Maar Greet beperkt zich niet tot digitale zorg. Haar laatste brief naar Ernst Kuipers ging er over dat de verpleging meer tijd moet krijgen. En ook maakt ze zich kwaad over verspilling van zorggeld aan bijvoorbeeld een nieuwe huisstijl voor een zorginstelling (“Het was blauw en toen moest het ineens lichtgroen, wat kost dat allemaal wel niet?”). “Er wordt veel vergaderd over wat zullen we doen en hoe zullen we het doen, daar gaat veel tijd en geld aan verloren.”
De energie en passie zijn aanstekelijk. “Eigenlijk wil ik nog een boek maken met alles wat ik heb meegemaakt de afgelopen jaren tijdens dit avontuur.”
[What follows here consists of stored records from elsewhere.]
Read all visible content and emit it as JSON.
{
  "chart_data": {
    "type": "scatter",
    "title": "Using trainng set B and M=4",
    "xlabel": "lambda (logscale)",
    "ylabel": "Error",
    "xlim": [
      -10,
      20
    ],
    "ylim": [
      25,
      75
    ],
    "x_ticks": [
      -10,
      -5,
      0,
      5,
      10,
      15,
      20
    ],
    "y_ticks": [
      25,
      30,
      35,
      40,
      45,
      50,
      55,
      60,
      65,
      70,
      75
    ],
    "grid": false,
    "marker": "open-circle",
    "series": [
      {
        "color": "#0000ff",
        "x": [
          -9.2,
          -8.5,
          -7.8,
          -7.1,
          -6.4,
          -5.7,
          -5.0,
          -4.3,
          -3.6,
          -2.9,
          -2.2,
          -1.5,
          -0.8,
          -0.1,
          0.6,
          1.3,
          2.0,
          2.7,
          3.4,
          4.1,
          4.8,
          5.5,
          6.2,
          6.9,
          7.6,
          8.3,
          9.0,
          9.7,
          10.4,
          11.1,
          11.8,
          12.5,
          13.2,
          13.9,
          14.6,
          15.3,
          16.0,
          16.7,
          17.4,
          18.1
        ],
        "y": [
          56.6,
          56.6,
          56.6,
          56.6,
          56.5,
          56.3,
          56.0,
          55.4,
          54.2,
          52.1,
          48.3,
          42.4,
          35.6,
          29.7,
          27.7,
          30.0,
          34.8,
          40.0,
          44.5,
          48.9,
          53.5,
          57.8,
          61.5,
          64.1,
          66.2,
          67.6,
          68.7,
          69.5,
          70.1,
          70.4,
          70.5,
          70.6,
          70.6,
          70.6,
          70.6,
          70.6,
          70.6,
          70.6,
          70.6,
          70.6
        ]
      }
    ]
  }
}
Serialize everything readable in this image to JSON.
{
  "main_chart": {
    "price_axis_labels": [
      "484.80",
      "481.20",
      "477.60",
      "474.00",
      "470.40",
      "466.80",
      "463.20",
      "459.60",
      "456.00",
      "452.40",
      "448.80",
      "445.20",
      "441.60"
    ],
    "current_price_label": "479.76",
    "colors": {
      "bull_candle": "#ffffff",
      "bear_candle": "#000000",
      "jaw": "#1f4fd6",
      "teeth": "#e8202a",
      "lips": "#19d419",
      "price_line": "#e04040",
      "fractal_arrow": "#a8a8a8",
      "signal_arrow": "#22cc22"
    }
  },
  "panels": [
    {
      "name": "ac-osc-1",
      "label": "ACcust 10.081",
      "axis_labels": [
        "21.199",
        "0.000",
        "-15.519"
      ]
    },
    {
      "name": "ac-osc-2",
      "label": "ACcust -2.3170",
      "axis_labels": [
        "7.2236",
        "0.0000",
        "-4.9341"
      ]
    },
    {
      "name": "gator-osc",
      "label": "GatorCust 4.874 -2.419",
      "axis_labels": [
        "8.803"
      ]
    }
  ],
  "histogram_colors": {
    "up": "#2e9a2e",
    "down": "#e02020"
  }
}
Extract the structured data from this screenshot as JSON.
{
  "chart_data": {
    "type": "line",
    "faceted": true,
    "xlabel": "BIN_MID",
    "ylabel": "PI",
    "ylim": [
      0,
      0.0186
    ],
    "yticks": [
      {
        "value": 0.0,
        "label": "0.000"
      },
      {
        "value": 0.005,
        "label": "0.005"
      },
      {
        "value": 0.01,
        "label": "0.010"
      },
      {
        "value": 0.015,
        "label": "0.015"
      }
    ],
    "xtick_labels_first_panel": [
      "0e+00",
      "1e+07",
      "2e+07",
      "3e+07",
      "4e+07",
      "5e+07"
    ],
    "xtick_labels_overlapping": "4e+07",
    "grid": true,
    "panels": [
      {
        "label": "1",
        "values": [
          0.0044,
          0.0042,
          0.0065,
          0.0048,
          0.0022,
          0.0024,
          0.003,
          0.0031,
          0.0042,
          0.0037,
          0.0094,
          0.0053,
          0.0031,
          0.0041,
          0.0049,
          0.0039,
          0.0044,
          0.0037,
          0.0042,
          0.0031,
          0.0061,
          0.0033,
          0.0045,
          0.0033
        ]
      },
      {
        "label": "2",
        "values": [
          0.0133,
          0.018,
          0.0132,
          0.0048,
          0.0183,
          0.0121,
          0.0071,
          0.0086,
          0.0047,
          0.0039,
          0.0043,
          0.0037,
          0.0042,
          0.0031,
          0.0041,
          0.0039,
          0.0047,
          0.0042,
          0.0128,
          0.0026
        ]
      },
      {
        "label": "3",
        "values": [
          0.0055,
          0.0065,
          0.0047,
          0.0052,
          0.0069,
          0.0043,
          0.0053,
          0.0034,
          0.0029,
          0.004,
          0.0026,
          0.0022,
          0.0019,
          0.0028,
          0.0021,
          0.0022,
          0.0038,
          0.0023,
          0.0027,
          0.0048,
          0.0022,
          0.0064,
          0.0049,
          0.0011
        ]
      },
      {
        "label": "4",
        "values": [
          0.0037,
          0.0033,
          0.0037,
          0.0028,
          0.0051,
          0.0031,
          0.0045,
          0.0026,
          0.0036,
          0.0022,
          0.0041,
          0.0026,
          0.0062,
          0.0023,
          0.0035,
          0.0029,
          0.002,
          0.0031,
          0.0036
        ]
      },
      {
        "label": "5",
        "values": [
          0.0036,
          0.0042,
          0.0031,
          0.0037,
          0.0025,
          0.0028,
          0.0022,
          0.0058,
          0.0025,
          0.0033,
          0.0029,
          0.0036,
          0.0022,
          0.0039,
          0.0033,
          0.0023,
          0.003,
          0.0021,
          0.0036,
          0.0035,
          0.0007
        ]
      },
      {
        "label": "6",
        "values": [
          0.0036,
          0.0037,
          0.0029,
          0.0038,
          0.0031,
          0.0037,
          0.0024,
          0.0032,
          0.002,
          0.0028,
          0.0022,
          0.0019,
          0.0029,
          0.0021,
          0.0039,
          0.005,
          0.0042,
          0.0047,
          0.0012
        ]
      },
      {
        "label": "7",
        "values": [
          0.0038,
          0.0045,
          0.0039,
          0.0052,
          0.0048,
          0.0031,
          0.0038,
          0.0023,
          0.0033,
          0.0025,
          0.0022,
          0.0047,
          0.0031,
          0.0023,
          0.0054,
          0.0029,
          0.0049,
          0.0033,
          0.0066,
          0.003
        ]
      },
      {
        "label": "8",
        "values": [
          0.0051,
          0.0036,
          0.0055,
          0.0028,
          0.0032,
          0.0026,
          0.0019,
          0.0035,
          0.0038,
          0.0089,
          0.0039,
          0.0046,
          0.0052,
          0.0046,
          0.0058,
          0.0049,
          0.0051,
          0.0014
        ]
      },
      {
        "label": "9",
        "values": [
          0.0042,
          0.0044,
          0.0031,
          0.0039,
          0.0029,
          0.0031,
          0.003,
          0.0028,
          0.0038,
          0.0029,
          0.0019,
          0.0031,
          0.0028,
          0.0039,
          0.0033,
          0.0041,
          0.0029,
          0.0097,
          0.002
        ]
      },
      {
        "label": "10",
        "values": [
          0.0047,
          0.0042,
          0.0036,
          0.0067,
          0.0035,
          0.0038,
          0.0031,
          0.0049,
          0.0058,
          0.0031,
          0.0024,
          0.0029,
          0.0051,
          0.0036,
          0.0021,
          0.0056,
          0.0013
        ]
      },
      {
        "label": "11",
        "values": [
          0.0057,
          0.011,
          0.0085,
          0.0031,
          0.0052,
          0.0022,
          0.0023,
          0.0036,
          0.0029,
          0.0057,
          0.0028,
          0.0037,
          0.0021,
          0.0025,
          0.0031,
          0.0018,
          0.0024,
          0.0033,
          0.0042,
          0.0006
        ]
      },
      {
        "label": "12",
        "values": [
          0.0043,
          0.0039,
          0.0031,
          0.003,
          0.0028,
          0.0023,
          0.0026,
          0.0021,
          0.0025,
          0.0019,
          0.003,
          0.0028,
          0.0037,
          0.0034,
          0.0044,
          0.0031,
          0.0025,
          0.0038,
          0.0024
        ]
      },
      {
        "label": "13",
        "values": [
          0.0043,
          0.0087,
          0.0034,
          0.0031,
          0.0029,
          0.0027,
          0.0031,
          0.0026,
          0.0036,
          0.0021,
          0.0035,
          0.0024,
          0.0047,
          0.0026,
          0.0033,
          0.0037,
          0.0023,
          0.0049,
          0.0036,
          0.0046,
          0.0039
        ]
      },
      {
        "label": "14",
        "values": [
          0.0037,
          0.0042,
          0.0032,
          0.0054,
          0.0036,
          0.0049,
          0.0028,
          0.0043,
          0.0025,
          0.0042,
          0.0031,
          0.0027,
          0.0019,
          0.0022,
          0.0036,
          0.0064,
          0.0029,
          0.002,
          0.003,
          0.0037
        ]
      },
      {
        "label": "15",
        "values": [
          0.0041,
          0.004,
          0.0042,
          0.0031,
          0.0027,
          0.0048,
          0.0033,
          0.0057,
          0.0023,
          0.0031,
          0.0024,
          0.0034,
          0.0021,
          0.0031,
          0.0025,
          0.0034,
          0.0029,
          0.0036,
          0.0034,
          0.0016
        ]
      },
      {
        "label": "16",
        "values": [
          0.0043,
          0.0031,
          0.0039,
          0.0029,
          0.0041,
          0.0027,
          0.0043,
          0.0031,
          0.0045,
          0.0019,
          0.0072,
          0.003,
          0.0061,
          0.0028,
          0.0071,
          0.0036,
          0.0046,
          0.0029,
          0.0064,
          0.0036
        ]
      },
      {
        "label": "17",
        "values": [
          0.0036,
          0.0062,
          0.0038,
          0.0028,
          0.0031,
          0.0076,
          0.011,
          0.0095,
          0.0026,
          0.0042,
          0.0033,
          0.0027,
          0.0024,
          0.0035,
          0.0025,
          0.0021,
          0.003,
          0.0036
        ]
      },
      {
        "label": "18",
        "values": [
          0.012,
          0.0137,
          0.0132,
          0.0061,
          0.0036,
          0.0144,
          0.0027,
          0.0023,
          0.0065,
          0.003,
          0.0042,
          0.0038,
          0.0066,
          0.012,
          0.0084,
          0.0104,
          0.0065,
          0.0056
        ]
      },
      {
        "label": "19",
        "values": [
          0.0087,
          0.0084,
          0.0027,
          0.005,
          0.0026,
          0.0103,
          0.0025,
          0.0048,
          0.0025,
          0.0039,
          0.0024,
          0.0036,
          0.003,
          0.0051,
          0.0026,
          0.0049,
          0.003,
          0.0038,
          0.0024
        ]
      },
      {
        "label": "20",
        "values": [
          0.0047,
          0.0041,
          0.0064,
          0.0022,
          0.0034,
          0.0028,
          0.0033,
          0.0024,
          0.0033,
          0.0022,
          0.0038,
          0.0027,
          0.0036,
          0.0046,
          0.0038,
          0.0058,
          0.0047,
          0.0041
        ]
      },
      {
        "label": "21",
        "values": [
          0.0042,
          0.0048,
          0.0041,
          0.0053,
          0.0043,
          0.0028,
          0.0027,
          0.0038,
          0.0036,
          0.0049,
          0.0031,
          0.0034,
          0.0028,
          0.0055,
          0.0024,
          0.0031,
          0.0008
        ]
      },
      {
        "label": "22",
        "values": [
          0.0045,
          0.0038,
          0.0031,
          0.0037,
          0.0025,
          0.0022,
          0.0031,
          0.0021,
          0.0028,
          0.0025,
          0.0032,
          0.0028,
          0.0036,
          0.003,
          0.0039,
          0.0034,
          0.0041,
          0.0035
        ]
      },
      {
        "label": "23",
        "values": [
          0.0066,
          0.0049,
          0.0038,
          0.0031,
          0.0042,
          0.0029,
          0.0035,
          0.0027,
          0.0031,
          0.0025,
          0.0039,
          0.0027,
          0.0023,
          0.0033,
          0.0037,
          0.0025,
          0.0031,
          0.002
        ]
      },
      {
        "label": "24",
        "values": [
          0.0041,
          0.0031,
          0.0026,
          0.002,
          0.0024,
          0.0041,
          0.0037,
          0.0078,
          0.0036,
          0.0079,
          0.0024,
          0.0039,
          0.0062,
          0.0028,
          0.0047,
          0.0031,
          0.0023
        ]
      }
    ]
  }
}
We maken nog een selfie en bedanken Greet voor de koffie en het inspirerende gesprek. We rijden terug over de Afsluitdijk en vatten de bevindingen nog eens samen: het landschap aan digitale omgevingen voor patiënten is te versnipperd en het PGO-landschap zet die trend helaas voort. Digitale omgevingen gaan nog te zeer uit van het perspectief van de zorginstelling in plaats van dat van de patiënt, wat blijkt uit het ontbreken van toegevoegde waarde voor de patiënt (zoals een hele praktische lijst met contactgegevens van alle betrokken zorgverleners) en het feit dat een dergelijke omgeving voor patiënten vaak niet meer is dan een kijkdoos met informatie zoals die door de zorginstelling relevant wordt geacht, in plaats van dat patiënten een actieve deelnemer zijn in hun eigen gezondheidsomgeving.
En misschien is Greet eigenlijk wel de uitvinder van de PGO, al zullen ze dat bij VWS niet snel toegeven.